Description:
From the outset of the 21st century, many countries around the world have increasingly adopted ideas to integrate technology and web-based tools into the educational systems. This has led to the upgrowth of new approaches to build learning environments, which has also supported the development of learners’ language skills and abilities. For example, Google Docs is considered as an emergent web-based tool that is increasingly used in EFL collaborative writing contexts.
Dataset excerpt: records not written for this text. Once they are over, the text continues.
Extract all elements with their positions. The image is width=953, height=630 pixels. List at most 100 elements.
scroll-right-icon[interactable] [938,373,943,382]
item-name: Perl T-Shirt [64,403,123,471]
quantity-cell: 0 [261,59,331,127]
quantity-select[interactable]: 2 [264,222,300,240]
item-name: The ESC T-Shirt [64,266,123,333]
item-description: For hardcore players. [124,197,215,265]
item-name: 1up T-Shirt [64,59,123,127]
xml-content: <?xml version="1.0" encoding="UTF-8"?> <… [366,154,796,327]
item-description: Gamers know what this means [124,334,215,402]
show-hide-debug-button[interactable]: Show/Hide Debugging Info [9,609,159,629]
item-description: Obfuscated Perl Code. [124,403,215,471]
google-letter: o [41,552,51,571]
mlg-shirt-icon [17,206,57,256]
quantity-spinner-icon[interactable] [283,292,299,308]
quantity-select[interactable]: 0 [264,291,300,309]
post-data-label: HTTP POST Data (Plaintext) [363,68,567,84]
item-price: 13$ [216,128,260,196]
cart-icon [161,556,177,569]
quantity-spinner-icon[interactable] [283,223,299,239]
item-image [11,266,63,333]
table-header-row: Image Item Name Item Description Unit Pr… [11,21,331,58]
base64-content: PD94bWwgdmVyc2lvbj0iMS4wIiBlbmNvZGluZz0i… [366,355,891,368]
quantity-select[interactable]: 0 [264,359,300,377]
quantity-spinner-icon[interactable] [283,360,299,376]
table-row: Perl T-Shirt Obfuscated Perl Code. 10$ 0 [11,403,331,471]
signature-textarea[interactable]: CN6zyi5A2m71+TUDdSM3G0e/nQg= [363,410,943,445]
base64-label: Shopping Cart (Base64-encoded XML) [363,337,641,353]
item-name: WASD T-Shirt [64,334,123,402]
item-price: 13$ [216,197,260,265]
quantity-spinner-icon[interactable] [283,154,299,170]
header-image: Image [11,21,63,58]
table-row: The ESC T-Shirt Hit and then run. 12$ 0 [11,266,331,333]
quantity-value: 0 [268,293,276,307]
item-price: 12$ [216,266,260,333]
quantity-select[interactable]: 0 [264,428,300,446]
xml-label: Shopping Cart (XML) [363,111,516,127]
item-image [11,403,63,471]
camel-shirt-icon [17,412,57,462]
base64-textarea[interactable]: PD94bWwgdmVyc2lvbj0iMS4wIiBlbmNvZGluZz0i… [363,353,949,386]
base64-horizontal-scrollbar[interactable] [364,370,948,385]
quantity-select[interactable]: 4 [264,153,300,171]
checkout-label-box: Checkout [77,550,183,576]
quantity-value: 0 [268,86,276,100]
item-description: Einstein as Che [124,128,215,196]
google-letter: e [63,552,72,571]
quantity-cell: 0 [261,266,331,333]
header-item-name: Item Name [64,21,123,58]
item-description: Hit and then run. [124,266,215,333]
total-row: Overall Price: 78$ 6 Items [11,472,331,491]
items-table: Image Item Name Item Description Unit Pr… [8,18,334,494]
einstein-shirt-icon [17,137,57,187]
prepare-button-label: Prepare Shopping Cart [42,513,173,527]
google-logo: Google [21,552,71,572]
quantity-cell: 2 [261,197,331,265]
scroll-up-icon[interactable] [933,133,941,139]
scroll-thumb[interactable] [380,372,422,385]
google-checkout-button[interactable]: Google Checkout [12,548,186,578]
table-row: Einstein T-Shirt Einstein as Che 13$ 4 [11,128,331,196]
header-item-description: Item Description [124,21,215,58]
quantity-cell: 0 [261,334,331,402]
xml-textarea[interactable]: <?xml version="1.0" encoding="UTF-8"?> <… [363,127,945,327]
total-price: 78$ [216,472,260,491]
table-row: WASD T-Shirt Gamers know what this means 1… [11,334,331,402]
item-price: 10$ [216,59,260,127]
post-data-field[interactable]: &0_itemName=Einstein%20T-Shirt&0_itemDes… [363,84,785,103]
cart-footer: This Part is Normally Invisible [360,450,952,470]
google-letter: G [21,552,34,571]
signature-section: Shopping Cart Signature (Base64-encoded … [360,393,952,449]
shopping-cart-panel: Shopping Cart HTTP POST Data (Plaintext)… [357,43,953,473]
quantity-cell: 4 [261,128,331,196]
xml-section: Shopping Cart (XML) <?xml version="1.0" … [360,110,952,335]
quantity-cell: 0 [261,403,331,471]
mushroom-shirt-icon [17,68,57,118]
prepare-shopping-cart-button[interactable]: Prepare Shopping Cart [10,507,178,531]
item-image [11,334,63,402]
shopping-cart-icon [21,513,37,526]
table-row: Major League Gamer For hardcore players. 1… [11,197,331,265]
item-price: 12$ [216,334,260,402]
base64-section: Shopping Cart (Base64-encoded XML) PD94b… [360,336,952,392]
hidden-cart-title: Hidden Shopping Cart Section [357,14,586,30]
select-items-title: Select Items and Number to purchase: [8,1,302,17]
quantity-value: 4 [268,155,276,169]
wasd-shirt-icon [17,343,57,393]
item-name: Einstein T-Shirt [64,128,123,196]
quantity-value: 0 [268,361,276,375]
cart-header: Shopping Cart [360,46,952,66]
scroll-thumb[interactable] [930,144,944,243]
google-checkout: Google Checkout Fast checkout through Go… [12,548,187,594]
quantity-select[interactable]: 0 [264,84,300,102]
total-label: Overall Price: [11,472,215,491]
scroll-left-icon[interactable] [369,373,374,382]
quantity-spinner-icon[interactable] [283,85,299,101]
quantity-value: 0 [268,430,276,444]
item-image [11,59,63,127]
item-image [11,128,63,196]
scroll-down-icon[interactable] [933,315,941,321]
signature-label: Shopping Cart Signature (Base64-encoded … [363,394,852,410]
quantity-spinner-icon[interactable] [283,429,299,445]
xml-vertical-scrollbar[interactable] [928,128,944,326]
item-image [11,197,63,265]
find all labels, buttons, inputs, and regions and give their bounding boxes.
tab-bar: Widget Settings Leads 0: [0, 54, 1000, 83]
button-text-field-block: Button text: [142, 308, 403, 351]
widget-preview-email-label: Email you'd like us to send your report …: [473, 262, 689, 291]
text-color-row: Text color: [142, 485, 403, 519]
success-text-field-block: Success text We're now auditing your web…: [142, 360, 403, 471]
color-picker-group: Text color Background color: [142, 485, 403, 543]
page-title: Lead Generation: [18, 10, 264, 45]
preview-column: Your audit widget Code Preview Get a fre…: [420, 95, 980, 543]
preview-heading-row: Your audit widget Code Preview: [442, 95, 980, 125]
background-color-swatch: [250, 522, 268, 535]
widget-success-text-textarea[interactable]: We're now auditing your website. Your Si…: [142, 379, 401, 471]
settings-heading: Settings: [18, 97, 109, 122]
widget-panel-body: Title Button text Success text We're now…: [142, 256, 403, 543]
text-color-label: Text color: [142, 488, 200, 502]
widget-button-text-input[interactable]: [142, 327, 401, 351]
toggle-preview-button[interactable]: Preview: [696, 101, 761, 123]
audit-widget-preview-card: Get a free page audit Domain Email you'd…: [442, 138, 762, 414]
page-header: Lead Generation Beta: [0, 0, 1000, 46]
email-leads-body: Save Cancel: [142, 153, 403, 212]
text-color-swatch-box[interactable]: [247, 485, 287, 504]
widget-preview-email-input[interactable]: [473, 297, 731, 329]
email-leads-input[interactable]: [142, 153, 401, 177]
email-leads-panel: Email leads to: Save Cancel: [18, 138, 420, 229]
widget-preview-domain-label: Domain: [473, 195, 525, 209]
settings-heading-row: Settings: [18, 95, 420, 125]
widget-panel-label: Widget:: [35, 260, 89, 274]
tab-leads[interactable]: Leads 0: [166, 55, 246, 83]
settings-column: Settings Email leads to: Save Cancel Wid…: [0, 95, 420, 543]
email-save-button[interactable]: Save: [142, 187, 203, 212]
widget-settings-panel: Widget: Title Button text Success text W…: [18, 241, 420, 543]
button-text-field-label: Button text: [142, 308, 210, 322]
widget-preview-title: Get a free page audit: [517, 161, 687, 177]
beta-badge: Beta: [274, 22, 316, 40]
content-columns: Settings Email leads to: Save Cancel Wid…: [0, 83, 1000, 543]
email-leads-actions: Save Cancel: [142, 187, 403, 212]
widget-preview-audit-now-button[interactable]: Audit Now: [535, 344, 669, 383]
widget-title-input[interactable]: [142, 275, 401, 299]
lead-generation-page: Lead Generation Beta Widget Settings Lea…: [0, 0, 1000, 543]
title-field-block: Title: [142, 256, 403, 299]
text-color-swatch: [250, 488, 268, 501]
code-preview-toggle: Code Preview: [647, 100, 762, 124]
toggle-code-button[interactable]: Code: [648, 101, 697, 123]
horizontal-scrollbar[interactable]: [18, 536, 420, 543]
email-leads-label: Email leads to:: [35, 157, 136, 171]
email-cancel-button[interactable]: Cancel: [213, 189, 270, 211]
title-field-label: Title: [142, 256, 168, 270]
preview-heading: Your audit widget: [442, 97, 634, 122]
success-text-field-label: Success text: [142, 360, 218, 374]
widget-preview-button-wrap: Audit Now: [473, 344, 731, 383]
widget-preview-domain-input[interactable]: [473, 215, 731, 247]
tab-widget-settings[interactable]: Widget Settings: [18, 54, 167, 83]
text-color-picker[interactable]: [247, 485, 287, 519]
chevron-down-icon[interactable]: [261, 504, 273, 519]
This research study presents an investigation, from a socio-cognitive perspective, into how technology and collaboration may support EFL writing performance of undergraduate Algerian students. Central to this investigation is the role of the students to contribute to each other’s EFL writing performance through providing feedback. The study was conducted over four months in an online environment outside the classroom boundaries, as a non-assessed extra-curricular activity. A mixed-methods design was employed, consisting of 32 undergraduate participants, females and males, with mixed abilities, of the same degree (first year bachelor) studying English as a foreign language, at a university in a southwest region in Algeria. In addition to interviews and a preliminary questionnaire, eight types of writing tasks were designed, in a process-genre based approach, to be completed in Google docs (via Google sites). Data from the preliminary questionnaire demonstrated the participants’ positive appreciation towards the integration of technology in the learning process. Analysis of the participants’ texts revealed that the students respected the instructions and the structure allocated for each task, with students’ writing mistakes reduced as they incorporated peers’ comments into their subsequent revised drafts. However, the majority of the peer feedback and the reviews concentrated on surface level features of the written texts. Both interviews, text-based and semi-structured interviews, indicated that the online collaborative writing tasks and experience were generally perceived as useful. The participants also expressed awareness about the relationship between the utility of peer feedback—effective and non-effective—and their written outcome. These findings highlighted how and why a web-based platform (Google Docs) can be an effective pedagogical tool, along with collaboration and peer feedback, for supporting EFL writing performance in a similar context.
Recommendations address training and planning to facilitate implementation of online collaboration (technology), peer feedback, and the process-genre approach in EFL writing.